Our main results are derived from the free energy landscapes shown in Figs. 1A and 2, which exhibit the free energy minima of both the U and MG phases. The unfolded states of both of our models contain a significant fraction of native contacts as seen from the location of the U minima in Figs. 1A and 2. These contact are fluctuating, in the sense that conformations with similar Boltzmann weight in the U phase will generally possess different combinations of native contacts (22). The MG phase we find is consistent with the recent picture of the MG (3–5). In comparison to the U state, the MG phase has more native contacts, but more importantly, many of these contacts are preserved from conformation to conformation in the MG ensemble.
For well-designed heteropolymers, we find that the U and MG phases are separated by a free energy barrier, which results in a first-order U ⇌ MG transition. We show that this barrier is created by the entropy of polymer loops fluctuating around a rigid core. This transition—and the MG itself—is, therefore, a generic feature of heteropolymers. The presence of a barrier between the MG and N states in the lattice model (Fig. 1A) but not in the off-lattice model (Fig. 2) suggests that side-chain packing is critical for the distinction between these two states.
Lattice Model
In the lattice model (9, 16–19), a polymer chain of length N is restricted to pass through adjacent sites of a cubic lattice, which represent residues. The “internal free energy” of a given conformation is given by Fint ≡ ∑i>j B(si, sj) Cij, where i and j are positions along the chain and si is the species of the ith residue. Note that this internal free energy includes not only the intrapolymeric enthalpy but also the free energy of the solvent in the presence of the given conformation. Thus hydrophobic interactions appear in our calculations via Fint. B(s, s′) is the internal free energy of interaction between residues of species s and s′, and Cij is the “contact map”; i.e., Cij = 1 if residues i and j are in contact (but not neighbors along the chain) and zero otherwise. [By adopting this simple pairwise interaction, we are neglecting the variation in the strength of a contact in different contexts (23). However, this should not change the qualitative features of our results.]

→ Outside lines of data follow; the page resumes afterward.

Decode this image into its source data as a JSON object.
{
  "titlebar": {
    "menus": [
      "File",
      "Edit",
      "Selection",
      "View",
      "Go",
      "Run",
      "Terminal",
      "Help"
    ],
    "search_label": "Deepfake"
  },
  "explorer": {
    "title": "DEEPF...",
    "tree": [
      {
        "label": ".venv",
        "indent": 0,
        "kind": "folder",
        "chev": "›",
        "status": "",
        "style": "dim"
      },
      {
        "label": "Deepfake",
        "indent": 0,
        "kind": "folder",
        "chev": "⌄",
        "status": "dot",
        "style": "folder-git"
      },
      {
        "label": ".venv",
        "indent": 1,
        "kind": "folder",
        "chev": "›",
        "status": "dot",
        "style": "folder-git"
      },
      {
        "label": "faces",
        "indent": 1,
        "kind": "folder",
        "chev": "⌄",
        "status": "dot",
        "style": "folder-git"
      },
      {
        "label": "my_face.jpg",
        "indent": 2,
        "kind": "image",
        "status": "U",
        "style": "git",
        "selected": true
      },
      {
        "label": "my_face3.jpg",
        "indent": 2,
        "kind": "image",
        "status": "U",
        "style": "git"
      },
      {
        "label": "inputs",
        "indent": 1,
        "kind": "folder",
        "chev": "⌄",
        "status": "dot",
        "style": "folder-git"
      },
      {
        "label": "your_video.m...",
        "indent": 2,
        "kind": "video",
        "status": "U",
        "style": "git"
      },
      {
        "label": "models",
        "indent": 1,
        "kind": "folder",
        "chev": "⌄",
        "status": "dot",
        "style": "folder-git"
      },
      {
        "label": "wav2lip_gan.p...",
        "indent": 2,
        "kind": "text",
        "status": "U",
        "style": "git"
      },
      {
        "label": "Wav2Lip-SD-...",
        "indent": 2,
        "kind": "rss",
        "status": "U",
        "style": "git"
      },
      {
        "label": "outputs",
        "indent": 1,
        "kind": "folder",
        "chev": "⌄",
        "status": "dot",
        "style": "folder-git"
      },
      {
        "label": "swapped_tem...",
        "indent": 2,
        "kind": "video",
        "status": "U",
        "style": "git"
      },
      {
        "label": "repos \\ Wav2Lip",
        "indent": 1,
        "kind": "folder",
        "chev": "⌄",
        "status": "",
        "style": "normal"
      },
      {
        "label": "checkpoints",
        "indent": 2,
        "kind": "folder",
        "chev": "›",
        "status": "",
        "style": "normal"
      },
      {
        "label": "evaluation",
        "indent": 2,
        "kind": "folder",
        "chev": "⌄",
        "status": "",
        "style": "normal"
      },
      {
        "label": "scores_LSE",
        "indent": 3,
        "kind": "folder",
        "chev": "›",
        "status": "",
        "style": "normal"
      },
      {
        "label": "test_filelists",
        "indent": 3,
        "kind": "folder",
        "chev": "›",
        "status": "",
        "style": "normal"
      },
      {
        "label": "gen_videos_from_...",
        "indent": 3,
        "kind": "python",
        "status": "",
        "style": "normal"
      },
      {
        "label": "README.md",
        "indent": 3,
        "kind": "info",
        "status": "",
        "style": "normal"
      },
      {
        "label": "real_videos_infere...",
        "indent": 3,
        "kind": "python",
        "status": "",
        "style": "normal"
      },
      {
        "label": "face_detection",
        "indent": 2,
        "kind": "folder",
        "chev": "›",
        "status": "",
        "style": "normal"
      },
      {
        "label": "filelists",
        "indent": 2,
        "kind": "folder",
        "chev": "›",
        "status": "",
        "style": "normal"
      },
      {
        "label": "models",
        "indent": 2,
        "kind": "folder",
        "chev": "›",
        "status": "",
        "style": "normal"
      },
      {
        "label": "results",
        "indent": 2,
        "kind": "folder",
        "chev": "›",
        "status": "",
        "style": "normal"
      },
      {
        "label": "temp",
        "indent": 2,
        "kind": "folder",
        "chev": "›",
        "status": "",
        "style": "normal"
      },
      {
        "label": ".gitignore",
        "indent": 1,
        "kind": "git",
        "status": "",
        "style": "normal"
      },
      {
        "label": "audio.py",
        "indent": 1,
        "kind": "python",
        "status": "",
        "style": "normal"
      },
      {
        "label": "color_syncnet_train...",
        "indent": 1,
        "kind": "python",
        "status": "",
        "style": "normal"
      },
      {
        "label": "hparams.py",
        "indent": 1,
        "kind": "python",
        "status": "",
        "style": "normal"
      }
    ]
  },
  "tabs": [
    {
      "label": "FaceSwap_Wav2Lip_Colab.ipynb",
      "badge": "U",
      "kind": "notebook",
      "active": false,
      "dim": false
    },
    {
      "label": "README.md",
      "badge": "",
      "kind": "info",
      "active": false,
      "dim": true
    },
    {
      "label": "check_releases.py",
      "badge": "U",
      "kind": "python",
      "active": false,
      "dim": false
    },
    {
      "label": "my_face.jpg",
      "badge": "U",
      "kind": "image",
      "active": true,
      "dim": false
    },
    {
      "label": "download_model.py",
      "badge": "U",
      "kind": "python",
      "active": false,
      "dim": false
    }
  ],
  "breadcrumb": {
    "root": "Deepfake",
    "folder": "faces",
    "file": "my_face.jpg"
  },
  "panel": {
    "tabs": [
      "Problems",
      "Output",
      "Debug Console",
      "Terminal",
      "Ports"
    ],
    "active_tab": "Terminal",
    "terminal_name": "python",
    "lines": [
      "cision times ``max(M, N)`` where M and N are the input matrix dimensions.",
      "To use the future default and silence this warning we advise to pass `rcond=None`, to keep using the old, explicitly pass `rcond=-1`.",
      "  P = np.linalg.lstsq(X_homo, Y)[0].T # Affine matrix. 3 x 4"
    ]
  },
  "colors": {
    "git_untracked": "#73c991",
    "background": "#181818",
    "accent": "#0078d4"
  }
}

Monte Carlo sampling of conformations is used to compute the total free energy G(Q, K) as a function of K ≡ ∑i>j Cij, the total number of “contacts” (i.e., residues that lie on adjacent lattice sites but are not consecutive along the chain) and Q ≡ ∑i>j CijCijN, the total number of native contacts (i.e., contacts that occur in the native state).
For a given interaction matrix B, a sequence is designed to fold to a preselected native conformation by simulated annealing in sequence space (9, 10). We use the independent interaction model for interactions, in which B is a symmetric Gaussian random matrix of unit variance (24). We have also used the Go model (25) and Miyazawa-Jernigan interactions (26); as expected, our qualitative results are insensitive to the particular model used.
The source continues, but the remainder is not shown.